Was ist aber nun tatsächlich die Ursache dieser Verhaltensauffälligkeiten beim Kind? In der Forschung überwiegt gegenwärtig die Meinung, daß den hyperkinetischen Störungen ein multifaktorelles Geschehen zugrundeliegt. Es besteht heute kein Zweifel, daß hyperkinetische Störungen letztendlich neurobiologisch bedingt sind. Psychosoziale Faktoren können den Verlauf der Störung wesentlich beeinflussen.
Als pathogenetisch wirksame Faktoren werden neurologische Störungen, neurochemische Faktoren, Störungen des Immunsystems und genetische Einflüsse sowie psychosoziale Bedingungen diskutiert.
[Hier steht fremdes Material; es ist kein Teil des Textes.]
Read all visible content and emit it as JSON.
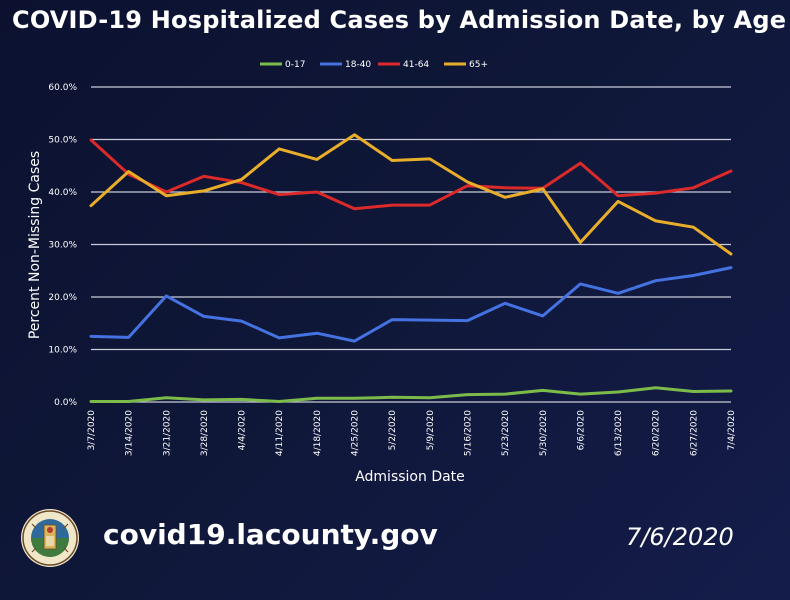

In mehreren Studien konnte eine erhöhte Rate an hyperkinetischen Störungen bei den biologischen Eltern und Geschwistern der betroffenen Kinder festgestellt werden. Insbesondere weisen Zwillingsstudien auf sehr hohe Konkordanzraten bei monozygoten Zwillingen hin. Allergische Faktoren spielen bei einem sehr geringen Teil der betroffenen Kinder eine Rolle. Neurochemische Hypothesen und entsprechende Untersuchungen weisen auf eine verminderte cerebrale Durchblutung des Frontalhirns hin. Auch finden sich Inbalancen der Neurotransmittersysteme. Neue molekulargenetische Studien weisen auf eine besondere Rolle des Dopaminstoffwechsels hin. Bestimmte Dopaminrezeptoren (D1, D4) sind im Bereich der Basalganglien vermindert.
Psychosoziale Faktoren spielen bei der Genese der hyperkinetischen Störung im Gegensatz zu aggressiven und dissozialen Störungen eine begrenzte Rolle.
In der Behandlung von Kindern mit Aufmerksamkeits- und hyperkinetischen Störungen zeigt ein multimodales Vorgehen den größten Erfolg. Zu den kindzentrierten Maßnahmen gehören die Pharmakotherapie sowie insbesondere die Verhaltenstherapie (z.B. Selbstmanagementverfahren, Selbstinstruktionstrainings, soziale Kompetenztrainings und Problemlösungstrainings).
Gerade die medikamentöse Behandlung gab immer wieder Anlass für sehr emotional geführte Diskussionen. Auf der Grundlage des bisherigen Forschungsstandes ist es jedoch als Kunstfehler anzusehen, wenn man als Arzt die medikamentöse Behandlung bei diesem Krankheitsbild nicht in seine Überlegungen bei der Therapieplanung mit einbezieht.. Klar herauszuheben ist aber auch, daß Ritalin kein Wundermittel ist. Es schafft nur bessere körperliche Voraussetzungen dafür, daß sowohl das soziale Verhalten als auch das Lernen beim Kind besser gelingen und erzieherische Maßnahmen zu mehr Erfolg führen können.
Andererseits bekommen Lehrer mit, dass die Tabletten ohne Regeln eingenommen werden, sie werden vergessen oder ,,nach Bedarf" gegeben. Die Dosis variiert von Kind zu Kind erheblich. Weitere therapeutische Maßnahmen dagegen bleiben aus. Zu Recht ist Skepsis bei derartigen "Behandlungen" angebracht. Gerade eine solche medikamentöse Behandlung sollte vom Facharzt durchgeführt und auch regelmäßig kontrolliert werden. Zusätzlich sind aber immer weitere therapeutische Maßnahmen notwendig.